What is RAF and HCC Coding?
Hierarchical condition category (HCC) coding is a risk-adjustment model originally designed to estimate future health care costs for patients. Along with demographic factors (such as age and gender), insurance companies use HCC coding to assign patients a risk adjustment factor (RAF) score.
The HCC/RAF (Risk Adjustment Factor) point system is a “shadow” calculation that affects every physician’s reimbursement, no matter what goes on the bill. The HCC/RAF regulation assigns a point value to a relatively small number of ICD diagnosis codes that indicate serious disease.

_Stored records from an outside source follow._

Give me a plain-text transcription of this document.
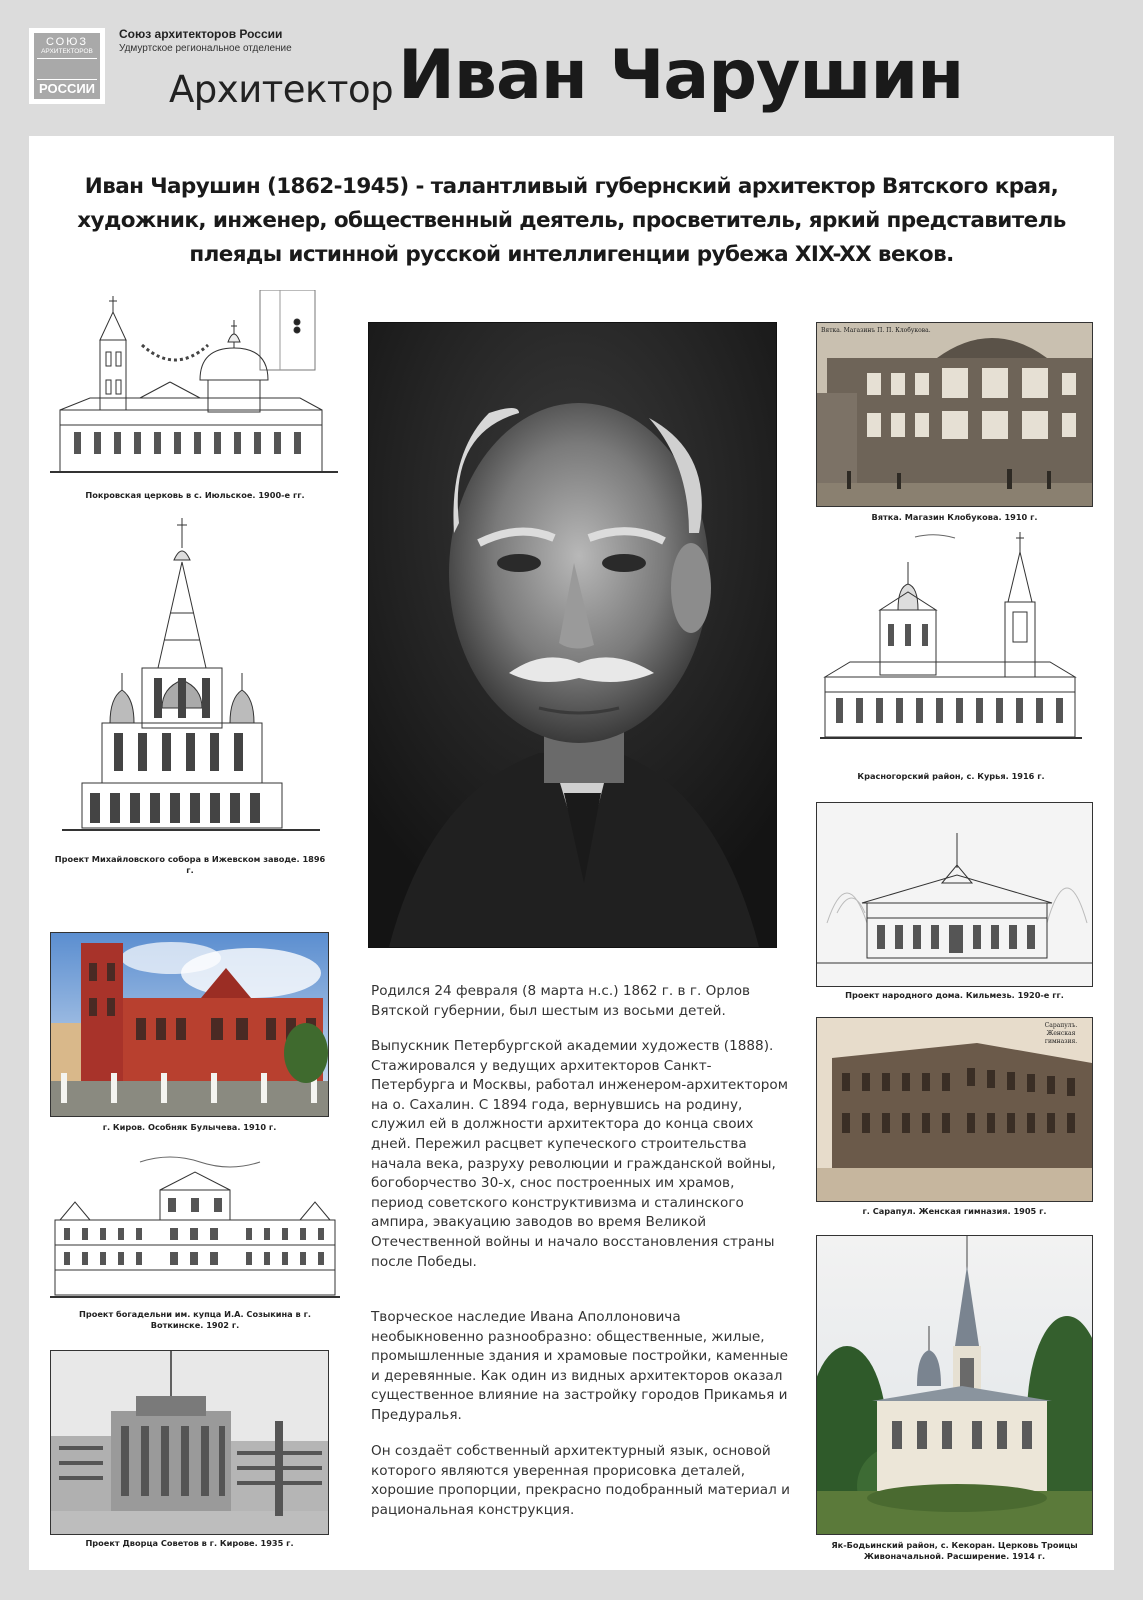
СОЮЗ
АРХИТЕКТОРОВ
РОССИИ
Союз архитекторов России
Удмуртское региональное отделение
Архитектор Иван Чарушин
Иван Чарушин (1862-1945) - талантливый губернский архитектор Вятского края, художник, инженер, общественный деятель, просветитель, яркий представитель плеяды истинной русской интеллигенции рубежа XIX-XX веков.
Покровская церковь в с. Июльское. 1900-е гг.
Проект Михайловского собора в Ижевском заводе. 1896 г.
г. Киров. Особняк Булычева. 1910 г.
Проект богадельни им. купца И.А. Созыкина в г. Воткинске. 1902 г.
Проект Дворца Советов в г. Кирове. 1935 г.

Родился 24 февраля (8 марта н.с.) 1862 г. в г. Орлов Вятской губернии, был шестым из восьми детей.

Выпускник Петербургской академии художеств (1888). Стажировался у ведущих архитекторов Санкт-Петербурга и Москвы, работал инженером-архитектором на о. Сахалин. С 1894 года, вернувшись на родину, служил ей в должности архитектора до конца своих дней. Пережил расцвет купеческого строительства начала века, разруху революции и гражданской войны, богоборчество 30-х, снос построенных им храмов, период советского конструктивизма и сталинского ампира, эвакуацию заводов во время Великой Отечественной войны и начало восстановления страны после Победы.

Творческое наследие Ивана Аполлоновича необыкновенно разнообразно: общественные, жилые, промышленные здания и храмовые постройки, каменные и деревянные. Как один из видных архитекторов оказал существенное влияние на застройку городов Прикамья и Предуралья.

Он создаёт собственный архитектурный язык, основой которого являются уверенная прорисовка деталей, хорошие пропорции, прекрасно подобранный материал и рациональная конструкция.

Вятка. Магазинъ П. П. Клобукова.
Вятка. Магазин Клобукова. 1910 г.
Красногорский район, с. Курья. 1916 г.
Проект народного дома. Кильмезь. 1920-е гг.
Сарапулъ. Женская гимназия.
г. Сарапул. Женская гимназия. 1905 г.
Як-Бодьинский район, с. Кекоран. Церковь Троицы Живоначальной. Расширение. 1914 г.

Why Should Providers Care about RAF’s?
- Helps to identify patients who may achieve better outcomes through individualized support services such as Care Management.
- Ensures that your patients receive the appropriate level of care while supporting your efforts to coordinate their care.
- Risk Adjustment supports your practice in meeting the reporting requirements of ICD-10-CM codes, including records accuracy and timely reporting of claims and encounter data.
- Effective risk adjustment coding helps to streamline your claims process, which may result in faster reimbursement.
MEAT the best practice model for documentation.
Monitor: signs, symptoms, disease progression, disease regression, etc.
Evaluate: test results, medication effectiveness, and response to treatment
Assess/Address: ordering tests, discussion, review records, counseling
Treat: medications, therapies, other modalities
Key Things to do to Improve HCC Coding:
- Having an accurate problem list-Remove any duplicated info from EMR and identify and implement a diagnosis preference list to include HCC suffix codes and RAF values as well as prioritize results.
- Ensuring patients are seen in each calendar year- Frontload visits from patients who have not been seen in the calendar year yet to make sure they are being seen.
- Tracking performance and identifying opportunities-Reviewing unresolved persistent conditions for specific populations.